PBB ungkap Israel masih blokir misi bantuan ke Gaza
Pekerjaan kemanusiaan di Gaza terus diganggu oleh otoritas Israel. Juru bicara Perserikatan Bangsa-Bangsa mengatakan hanya sepertiga dari misi bantuan yang diizinkan untuk beroperasi selama seminggu terakhir meskipun kebutuhan masyarakat meningkat.
Stephane Dujarric, Juru Bicara Sekretaris Jenderal Perserikatan Bangsa-Bangsa António Guterres, mengatakan pada hari Jumat bahwa hanya sepertiga dari 129 misi bantuan yang direncanakan dapat dilaksanakan dengan persetujuan militer Israel, bahkan ketika lembaga-lembaga kemanusiaan terus membunyikan alarm atas kondisi kehidupan yang mengerikan bagi 2,3 juta penduduk Gaza setelah 13 bulan perang.

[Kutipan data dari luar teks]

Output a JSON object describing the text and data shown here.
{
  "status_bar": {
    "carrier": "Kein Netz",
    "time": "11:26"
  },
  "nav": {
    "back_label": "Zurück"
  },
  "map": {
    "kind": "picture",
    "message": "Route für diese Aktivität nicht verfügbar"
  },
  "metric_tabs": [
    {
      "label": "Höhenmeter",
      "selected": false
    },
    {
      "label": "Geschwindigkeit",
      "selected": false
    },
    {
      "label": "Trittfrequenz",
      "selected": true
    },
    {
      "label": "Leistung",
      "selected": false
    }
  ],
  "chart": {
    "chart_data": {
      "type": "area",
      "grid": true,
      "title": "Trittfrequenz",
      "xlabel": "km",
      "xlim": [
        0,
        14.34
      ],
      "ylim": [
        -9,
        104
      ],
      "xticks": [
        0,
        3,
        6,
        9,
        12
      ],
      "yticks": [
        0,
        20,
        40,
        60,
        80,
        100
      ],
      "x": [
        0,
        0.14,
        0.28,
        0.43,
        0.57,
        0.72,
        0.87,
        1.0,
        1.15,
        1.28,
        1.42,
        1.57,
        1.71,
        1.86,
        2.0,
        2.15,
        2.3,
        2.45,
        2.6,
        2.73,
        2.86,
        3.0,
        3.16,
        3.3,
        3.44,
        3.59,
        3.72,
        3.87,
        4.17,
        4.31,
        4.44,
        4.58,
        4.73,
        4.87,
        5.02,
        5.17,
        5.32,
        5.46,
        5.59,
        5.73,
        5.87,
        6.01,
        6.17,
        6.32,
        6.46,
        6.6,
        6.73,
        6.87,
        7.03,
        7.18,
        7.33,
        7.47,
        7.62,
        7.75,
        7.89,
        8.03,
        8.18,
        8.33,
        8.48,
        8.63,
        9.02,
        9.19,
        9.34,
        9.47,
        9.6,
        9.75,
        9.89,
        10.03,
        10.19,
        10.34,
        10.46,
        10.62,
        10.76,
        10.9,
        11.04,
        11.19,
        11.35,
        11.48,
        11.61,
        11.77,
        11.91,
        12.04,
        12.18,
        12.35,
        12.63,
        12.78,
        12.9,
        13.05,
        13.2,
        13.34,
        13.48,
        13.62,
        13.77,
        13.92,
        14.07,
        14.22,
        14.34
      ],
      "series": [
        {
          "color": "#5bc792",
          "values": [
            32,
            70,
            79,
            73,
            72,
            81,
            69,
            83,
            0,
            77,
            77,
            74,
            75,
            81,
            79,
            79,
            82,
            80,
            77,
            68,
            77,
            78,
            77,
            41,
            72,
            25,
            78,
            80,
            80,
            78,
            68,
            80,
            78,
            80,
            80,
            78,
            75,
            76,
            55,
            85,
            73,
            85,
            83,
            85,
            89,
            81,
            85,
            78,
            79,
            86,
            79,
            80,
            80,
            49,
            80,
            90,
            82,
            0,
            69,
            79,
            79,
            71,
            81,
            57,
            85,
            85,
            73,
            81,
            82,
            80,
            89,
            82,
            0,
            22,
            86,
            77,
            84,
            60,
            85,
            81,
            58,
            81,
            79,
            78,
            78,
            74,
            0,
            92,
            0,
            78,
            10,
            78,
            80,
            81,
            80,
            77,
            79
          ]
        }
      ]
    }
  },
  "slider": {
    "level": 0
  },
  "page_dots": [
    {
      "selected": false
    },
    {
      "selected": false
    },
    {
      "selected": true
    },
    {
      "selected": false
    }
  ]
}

"Pasukan Israel mencegah dua pertiga dari 129 operasi bantuan kemanusiaan yang berbeda mencapai Jalur Gaza minggu lalu," kata Dujarric.
Ia juga memperingatkan bahwa musim dingin yang akan datang akan membawa kesengsaraan lebih lanjut bagi penduduk yang sebagian besar tinggal di tenda-tenda atau bangunan rusak yang tidak cocok untuk cuaca dingin dan basah.
"Menjelang musim dingin, warga Palestina di Jalur Gaza sangat membutuhkan tempat berteduh yang memadai untuk melindungi mereka dari hujan dan dingin. Mitra kami mendistribusikan tenda dan terpal secepat mungkin, tetapi hanya sebagian kecil dari pasokan yang dibutuhkan yang masuk ke Gaza," kata Dujarric.
Hal ini terjadi setelah OCHA melaporkan bahwa lebih banyak pekerja kemanusiaan yang tewas pada tahun 2024 dibandingkan tahun-tahun lainnya yang pernah tercatat, dengan perang brutal di wilayah Palestina yang menyebabkan lonjakan kematian, serta konflik-konflik lain di seluruh dunia.
Basis Data Keamanan Pekerja Bantuan mencatat kematian 281 pekerja kemanusiaan di seluruh dunia minggu ini, melampaui tonggak sejarah suram dari rekor tahun lalu sebanyak 280.
Perang Israel di Gaza telah menyebabkan tingkat bahaya yang ekstrem bagi lembaga-lembaga kemanusiaan dan staf yang berusaha beroperasi di daerah kantong yang terkepung itu karena layanan dasar telah terputus. Lebih dari 300 pekerja bantuan telah tewas sementara fasilitas-fasilitas kemanusiaan, konvoi, bangunan-bangunan, dan daerah-daerah pengungsian telah secara teratur terkena serangan artileri atau udara.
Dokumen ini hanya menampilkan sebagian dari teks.